What changed from 2023

  • 2023 was “can we make this work at all.” 2024 was “can we make it reproducible.” The second question is the one customers actually care about.
  • The API scripts became honest about what “almost_prod” meant — with QRNG, without QRNG, with docker-in-docker, with GPU, without GPU. You can tell from the filenames that the deployment matrix was expanding faster than the tests.
  • The ansatz benchmarking slowed down as the tooling stabilised. Once you’ve compared TwoLocal, StronglyEntangling, and a handful of custom circuits on the same objective, you have your answer; adding a twentieth ansatz doesn’t help.

What I’d single out

  • The multi-bit-resolution encoding is the one piece of code I’d lift out today and release on its own. “Continuous → binary → QUBO → back” with a clear per-bit error bound is reusable beyond any specific quantum backend.
  • The run_api_tests_* script family is the other reusable thing — a matrix of deployment modes that you run before every release. Less glamorous than the ansatz work; more load-bearing.

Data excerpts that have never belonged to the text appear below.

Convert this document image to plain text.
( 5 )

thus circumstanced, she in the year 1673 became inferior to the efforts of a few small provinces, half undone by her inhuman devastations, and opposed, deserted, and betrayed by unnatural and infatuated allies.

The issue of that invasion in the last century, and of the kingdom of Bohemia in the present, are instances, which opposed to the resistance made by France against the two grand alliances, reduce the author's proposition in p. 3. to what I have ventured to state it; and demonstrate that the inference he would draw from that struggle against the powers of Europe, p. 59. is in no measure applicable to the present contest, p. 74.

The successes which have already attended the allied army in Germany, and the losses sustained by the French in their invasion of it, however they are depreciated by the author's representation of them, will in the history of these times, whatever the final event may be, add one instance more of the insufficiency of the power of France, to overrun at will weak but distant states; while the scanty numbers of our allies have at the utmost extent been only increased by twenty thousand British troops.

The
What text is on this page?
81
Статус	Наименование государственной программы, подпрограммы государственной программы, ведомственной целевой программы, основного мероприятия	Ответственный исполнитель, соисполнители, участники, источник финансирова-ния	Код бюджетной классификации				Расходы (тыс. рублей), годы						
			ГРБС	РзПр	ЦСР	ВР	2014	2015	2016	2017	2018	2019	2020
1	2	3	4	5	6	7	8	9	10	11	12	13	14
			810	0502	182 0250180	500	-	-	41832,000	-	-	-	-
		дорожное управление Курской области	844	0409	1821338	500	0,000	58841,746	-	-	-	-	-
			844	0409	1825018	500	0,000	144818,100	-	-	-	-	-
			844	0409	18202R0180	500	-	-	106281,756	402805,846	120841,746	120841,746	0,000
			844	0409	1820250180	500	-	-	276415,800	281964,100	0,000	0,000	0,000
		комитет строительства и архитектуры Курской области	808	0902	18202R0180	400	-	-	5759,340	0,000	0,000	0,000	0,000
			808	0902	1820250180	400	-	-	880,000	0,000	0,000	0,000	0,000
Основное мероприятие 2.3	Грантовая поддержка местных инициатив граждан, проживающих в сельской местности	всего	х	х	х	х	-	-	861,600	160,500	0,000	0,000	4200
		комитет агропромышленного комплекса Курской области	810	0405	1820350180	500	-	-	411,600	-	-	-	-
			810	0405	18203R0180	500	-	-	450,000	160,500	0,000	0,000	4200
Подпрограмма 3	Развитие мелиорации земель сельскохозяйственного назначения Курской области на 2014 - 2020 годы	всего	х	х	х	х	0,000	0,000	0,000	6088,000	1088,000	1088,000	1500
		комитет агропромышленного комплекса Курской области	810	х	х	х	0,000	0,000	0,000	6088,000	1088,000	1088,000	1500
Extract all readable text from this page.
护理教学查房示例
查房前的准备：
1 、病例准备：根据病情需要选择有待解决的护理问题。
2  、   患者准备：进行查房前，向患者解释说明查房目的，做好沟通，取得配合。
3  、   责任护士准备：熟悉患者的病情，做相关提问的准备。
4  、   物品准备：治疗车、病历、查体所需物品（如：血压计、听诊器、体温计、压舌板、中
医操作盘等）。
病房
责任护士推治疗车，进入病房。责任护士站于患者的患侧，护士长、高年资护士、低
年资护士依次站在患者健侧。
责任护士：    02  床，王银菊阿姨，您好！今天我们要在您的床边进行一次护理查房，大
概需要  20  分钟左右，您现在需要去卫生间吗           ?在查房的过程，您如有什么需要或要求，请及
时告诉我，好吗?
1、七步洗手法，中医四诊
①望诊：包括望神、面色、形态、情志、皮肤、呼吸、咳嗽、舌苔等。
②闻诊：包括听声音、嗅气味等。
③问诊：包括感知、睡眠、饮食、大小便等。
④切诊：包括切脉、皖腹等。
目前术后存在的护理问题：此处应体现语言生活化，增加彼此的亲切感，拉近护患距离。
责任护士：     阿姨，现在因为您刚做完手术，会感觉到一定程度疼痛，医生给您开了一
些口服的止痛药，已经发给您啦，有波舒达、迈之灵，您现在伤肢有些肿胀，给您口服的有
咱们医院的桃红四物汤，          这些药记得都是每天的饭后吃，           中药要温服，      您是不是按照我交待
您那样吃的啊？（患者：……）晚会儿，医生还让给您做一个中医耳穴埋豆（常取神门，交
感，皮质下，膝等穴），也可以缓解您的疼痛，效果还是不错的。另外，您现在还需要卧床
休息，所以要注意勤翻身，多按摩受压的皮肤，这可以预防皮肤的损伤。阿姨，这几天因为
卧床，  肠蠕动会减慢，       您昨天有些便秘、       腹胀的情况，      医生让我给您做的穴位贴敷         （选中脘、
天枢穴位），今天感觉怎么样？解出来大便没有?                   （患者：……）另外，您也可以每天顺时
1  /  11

What the year didn’t produce

  • A quantum-advantage result for any of the problem sizes we could run. Same honest answer as 2023.
  • A cleanly factored core library. The codebase is still R&D-shaped; the good bits are load-bearing but embedded.

Private repo, not public.

After 2024 I stepped back from Quetzalcoatl — the pipeline work in 2025-2026 moved into separate repos (time_series_base, finance_lab, qml_model_02) rather than continuing to grow this one tree.